Sinds de wet van 15 mei 1987 is de verandering van (voor)naam een vrij eenvoudige administratieve procedure op verzoek van de belanghebbende. Een zelfde eenvoudige administratieve procedure bestaat evenwel niet voor de loutere verbetering van een (schrijffout in een) voornaam of familienaam.

Met de verbetering van een naam bedoelt men het herstel ervan in de oorspronkelijke toestand in geval van vergissing, onvolledigheid, dwaling of bedrog.
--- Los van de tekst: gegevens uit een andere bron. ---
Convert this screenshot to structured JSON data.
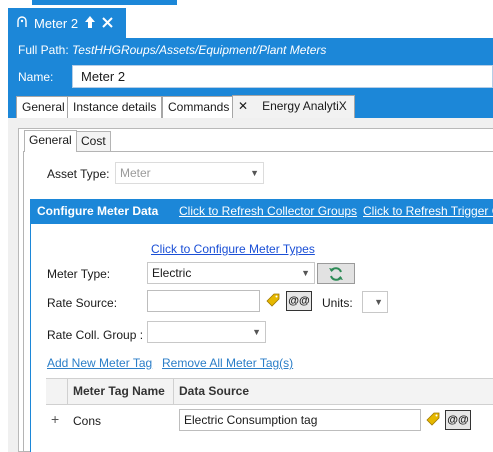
{
  "doc_tab": {
    "title": "Meter 2"
  },
  "header": {
    "full_path_label": "Full Path:",
    "full_path_value": "TestHHGRoups/Assets/Equipment/Plant Meters",
    "name_label": "Name:",
    "name_value": "Meter 2"
  },
  "tabs": {
    "general": "General",
    "instance_details": "Instance details",
    "commands": "Commands",
    "energy": "Energy AnalytiX",
    "energy_close": "✕"
  },
  "subtabs": {
    "general": "General",
    "cost": "Cost"
  },
  "asset_type": {
    "label": "Asset Type:",
    "value": "Meter"
  },
  "configure": {
    "title": "Configure Meter Data",
    "refresh_collector": "Click to Refresh Collector Groups",
    "refresh_trigger": "Click to Refresh Trigger G",
    "configure_types_link": "Click to Configure Meter Types"
  },
  "meter_type": {
    "label": "Meter Type:",
    "value": "Electric"
  },
  "rate_source": {
    "label": "Rate Source:",
    "value": "",
    "at_label": "@@"
  },
  "units": {
    "label": "Units:",
    "value": ""
  },
  "rate_coll_group": {
    "label": "Rate Coll. Group :",
    "value": ""
  },
  "tag_actions": {
    "add": "Add New Meter Tag",
    "remove": "Remove All Meter Tag(s)"
  },
  "grid": {
    "headers": [
      "Meter Tag Name",
      "Data Source"
    ],
    "rows": [
      {
        "expander": "+",
        "name": "Cons",
        "source": "Electric Consumption tag",
        "at_label": "@@"
      }
    ]
  },
  "colors": {
    "accent": "#1c87d8",
    "link": "#1a4fd6"
  }
}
De verbetering veronderstelt de betwisting van de schrijfwijze of het voorkomen van de naam van de persoon en beoogt de vaststelling van de juiste naam.

Die naamsverbetering is een gerechtelijke procedure; ze wordt ingeleid door een verzoekschrift van de belanghebbende, gericht aan de rechtbank van eerste aanleg overeenkomstig de artikelen 1383 tot 1385 van het Gerechtelijk Wetboek (1).
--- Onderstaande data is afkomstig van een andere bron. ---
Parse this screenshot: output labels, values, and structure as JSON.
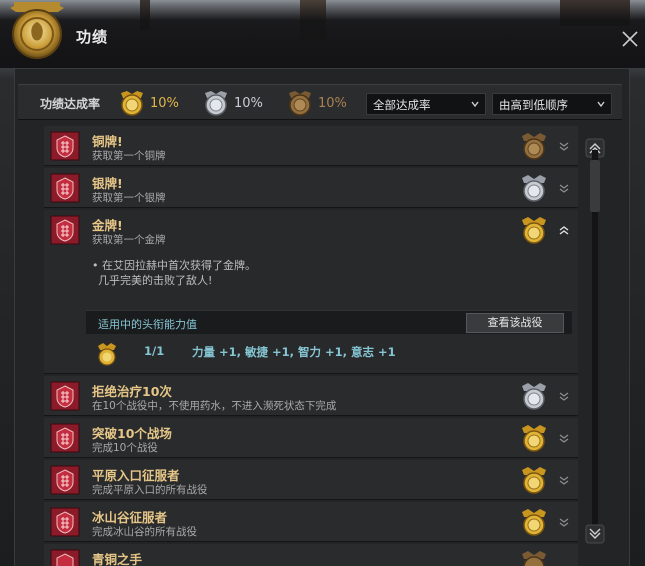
{
  "window": {
    "title": "功绩"
  },
  "filter": {
    "label": "功绩达成率",
    "gold_pct": "10%",
    "silver_pct": "10%",
    "bronze_pct": "10%",
    "category_select": "全部达成率",
    "sort_select": "由高到低顺序"
  },
  "achievements": [
    {
      "name": "铜牌!",
      "desc": "获取第一个铜牌",
      "medal": "bronze",
      "expanded": false
    },
    {
      "name": "银牌!",
      "desc": "获取第一个银牌",
      "medal": "silver",
      "expanded": false
    },
    {
      "name": "金牌!",
      "desc": "获取第一个金牌",
      "medal": "gold",
      "expanded": true
    },
    {
      "name": "拒绝治疗10次",
      "desc": "在10个战役中，不使用药水，不进入濒死状态下完成",
      "medal": "silver",
      "expanded": false
    },
    {
      "name": "突破10个战场",
      "desc": "完成10个战役",
      "medal": "gold",
      "expanded": false
    },
    {
      "name": "平原入口征服者",
      "desc": "完成平原入口的所有战役",
      "medal": "gold",
      "expanded": false
    },
    {
      "name": "冰山谷征服者",
      "desc": "完成冰山谷的所有战役",
      "medal": "gold",
      "expanded": false
    },
    {
      "name": "青铜之手",
      "desc": "",
      "medal": "bronze",
      "expanded": false
    }
  ],
  "expanded_detail": {
    "text_line1": "• 在艾因拉赫中首次获得了金牌。",
    "text_line2": "几乎完美的击败了敌人!",
    "ability_title": "适用中的头衔能力值",
    "view_campaign_button": "查看该战役",
    "ability_count": "1/1",
    "ability_stats": "力量 +1, 敏捷 +1, 智力 +1, 意志 +1"
  },
  "colors": {
    "gold": "#d7a92a",
    "silver": "#b7bcc4",
    "bronze": "#8c6a3e",
    "badge_red": "#9b1f2e",
    "accent_text": "#86c6d4",
    "title_text": "#e6c687"
  },
  "icons": {
    "close": "close-icon",
    "chevron_down": "chevron-down-icon",
    "chevron_up": "chevron-up-icon",
    "scroll_up": "scroll-up-icon",
    "scroll_down": "scroll-down-icon",
    "badge": "achievement-badge-icon",
    "medal": "medal-icon"
  }
}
Naar onze mening is het onderscheid dat de wet van 15 mei 1987 behoudt tussen een naamsverbetering en een naamsverandering voorbijgestreefd. Enerzijds omdat steeds meer vreemde namen ingang zullen vinden, zoals hierboven geschetst, anderzijds omdat een gerechtelijke procedure duur(der) is en lang(er) kan aanslepen. De vraag rijst trouwens of dergelijke fouten in de schrijfwijze of het voorkomen van de naam het voorwerp moeten uitmaken van een gerechtelijke procedure, mede gelet op de overbevraging van het gerecht.

Dit wetsvoorstel wil dan ook de bestaande gerechtelijke procedure vervangen door een korte en soepele administratieve procedure naar analogie met de regeling van de naamsverandering.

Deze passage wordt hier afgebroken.